Os únicos sãos naquela família eram eles, assim diziam um para o outro. "Essa onda de internet com o tal 4G não é nada comparado com nós, os 3G!", Greg brincava sempre que os três estavam juntos. George, tio Gustavo e o primo Gregório gargalhavam sempre quando reunidos. O resto dos primos e tios olhavam torto para eles. Os pais de George eram obcecados por reputação e ter o filho depressivo de 20 anos era uma verdadeira vergonha para os dois.

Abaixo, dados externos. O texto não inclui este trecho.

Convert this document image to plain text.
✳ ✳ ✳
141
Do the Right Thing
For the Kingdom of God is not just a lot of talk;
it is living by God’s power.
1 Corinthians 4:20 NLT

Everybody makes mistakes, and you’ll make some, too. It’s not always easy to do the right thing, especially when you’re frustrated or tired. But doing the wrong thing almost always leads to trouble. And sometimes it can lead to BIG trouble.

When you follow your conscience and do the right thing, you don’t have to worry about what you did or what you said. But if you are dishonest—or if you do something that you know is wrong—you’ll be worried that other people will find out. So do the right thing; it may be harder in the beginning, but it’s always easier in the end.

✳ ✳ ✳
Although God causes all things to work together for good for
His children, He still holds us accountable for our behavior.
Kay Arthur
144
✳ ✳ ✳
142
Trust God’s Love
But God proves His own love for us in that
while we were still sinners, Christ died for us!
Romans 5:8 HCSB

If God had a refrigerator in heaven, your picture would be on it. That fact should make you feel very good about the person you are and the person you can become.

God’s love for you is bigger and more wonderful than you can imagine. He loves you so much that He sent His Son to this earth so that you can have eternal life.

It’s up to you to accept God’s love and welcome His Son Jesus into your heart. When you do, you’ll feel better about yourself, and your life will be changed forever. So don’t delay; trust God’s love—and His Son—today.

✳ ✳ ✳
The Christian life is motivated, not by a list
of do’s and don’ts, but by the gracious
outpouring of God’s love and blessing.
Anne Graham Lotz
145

Aos poucos, todos iam chegando. Tia Carla estava mais roliça do que nunca, o aniversariante sentiu isso no abraço sufocante e obrigatório que sua tia deu, sem deixar brecha para uma escapatória, em forma de parabéns.

─ É simples, mas de coração, meu querido - ela disse, lhe entregando uma pequena caixa pesadíssima.

Em todos os aniversários ela trazia algo pesado. Sempre algo de ouro. Fazia questão de fingir humildade antes de entregar o presente que, segundo ela, era "simples, mas de coração".

Depois de tia Carla, chegaram os primos Daniel e Jonas. Dois engravatados sempre acompanhados por mulheres bonitas, geralmente modificadas cirurgicamente. Os irmãos se consideravam os donos da razão acerca de qualquer assunto que fosse. Assim que entraram, eles limparam os ombros com as mãos como se estivessem tirando poeira invisível. Logo, se aproximaram de George e Daniel começou com o roteiro anual da conversa entre eles:

─ Olá, primo.

─ Oi, Daniel ─ George pôs os cabelos para trás, fazia isso para irritar os primos que odiavam cortes de cabelos não sociais.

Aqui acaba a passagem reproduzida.